子龍たちがここに来てから既に五日目。長くなった上に今までにないほど魔力を使っていることもあり、朝まで休んだらメルシナに帰ると決めた。道中の安全とウェルトナックたちへの説明のため、チェドラームトとヴィズも同行する。
リーたちも同時にここを出て、帰路の途中で拾ってもらうことになった。馬で戻るからとのリーの提案―――もとい懇願は、報告があるよね、と言うヴィズに一蹴されて終わった。

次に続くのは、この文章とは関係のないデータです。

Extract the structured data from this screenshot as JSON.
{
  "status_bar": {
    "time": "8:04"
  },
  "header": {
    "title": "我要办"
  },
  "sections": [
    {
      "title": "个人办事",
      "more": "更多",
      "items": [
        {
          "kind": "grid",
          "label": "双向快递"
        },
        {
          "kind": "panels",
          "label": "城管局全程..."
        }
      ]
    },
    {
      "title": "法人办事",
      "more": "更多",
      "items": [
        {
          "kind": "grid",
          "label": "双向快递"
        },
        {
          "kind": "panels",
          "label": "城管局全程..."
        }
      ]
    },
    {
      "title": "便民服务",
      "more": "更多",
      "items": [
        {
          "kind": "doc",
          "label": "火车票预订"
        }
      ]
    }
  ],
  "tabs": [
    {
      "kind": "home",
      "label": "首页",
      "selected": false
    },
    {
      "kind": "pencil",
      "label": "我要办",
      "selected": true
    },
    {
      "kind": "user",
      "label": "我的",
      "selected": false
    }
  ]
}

朝までもう僅か。アリアは最後くらいとリーにべったりと甘える。
「水に入ってなくていいのか?」
「いいの。リーといるんだもん」
龍の姿の時と同じように膝の上を陣取って、膨れっ面でリーの左腕を抱え込むアリア。
思い返してみれば、今回は最初に飛びつかれて以降はこんなこともなく。アリアも己の役割に懸命だったのだと今更思う。
(…アディーリアも頑張ってたんだよな)
それならと頭を撫でると、すぐにその頬が緩んだ。振り返って見上げ、えへへと笑う。
「また行くから。帰ったらちゃんと休めよ?」
「うん!」
ぎゅうっとリーの腕を抱きしめて、アリアは満面の笑みで頷いた。
「ねぇ」
ふたりを見ていたチェドラームトは、かけられた声にはっと我に返る。
すぐ隣でカルフシャークが怪訝そうに見上げていた。
「どうした?」
「請負人組織って楽しい?」
唐突な質問に少し驚きながらも、そうだなぁ、とチェドラームトは唸る。
「まぁ、退屈はしねぇな」
「ってことは楽しいんだね」
どこかきらきらとした眼差しを向けてくるカルフシャーク。何度か会ったこともあり、元々人懐こい性格でもあるのだろうが、山中の一件ですっかり気を許してくれたらしい。
「なんだ? 気になるのか?」
「うん。だって、こうやってあちこち行けるんでしょ?」
いいなぁ、と呟きが零れる。
夢見がちなその表情に懐かしい面影を見ながら、内心微笑ましく思った。
(あの親あってのこの子たち、ってことか)
「そうだな。お前は向いてるかもな」
お世辞抜きでそう言ってやると、途端に嬉しそうな顔を向けてくるカルフシャーク。
「ホントっ?」
「ああ。今フェイも職員の研修を受けてるぞ」
「そうなんだ」
その顔に混ざる憧れに、少し安堵を覚える。
龍の世にもちゃんと、彼の居場所はあるらしい。
「ま、大きくなっても気が変わってなかったら訪ねてこい」
「うん! ありがとう!」
示された可能性を嬉しそうに受け取り、カルフシャークは今まで通りの無邪気な笑顔で頷いた。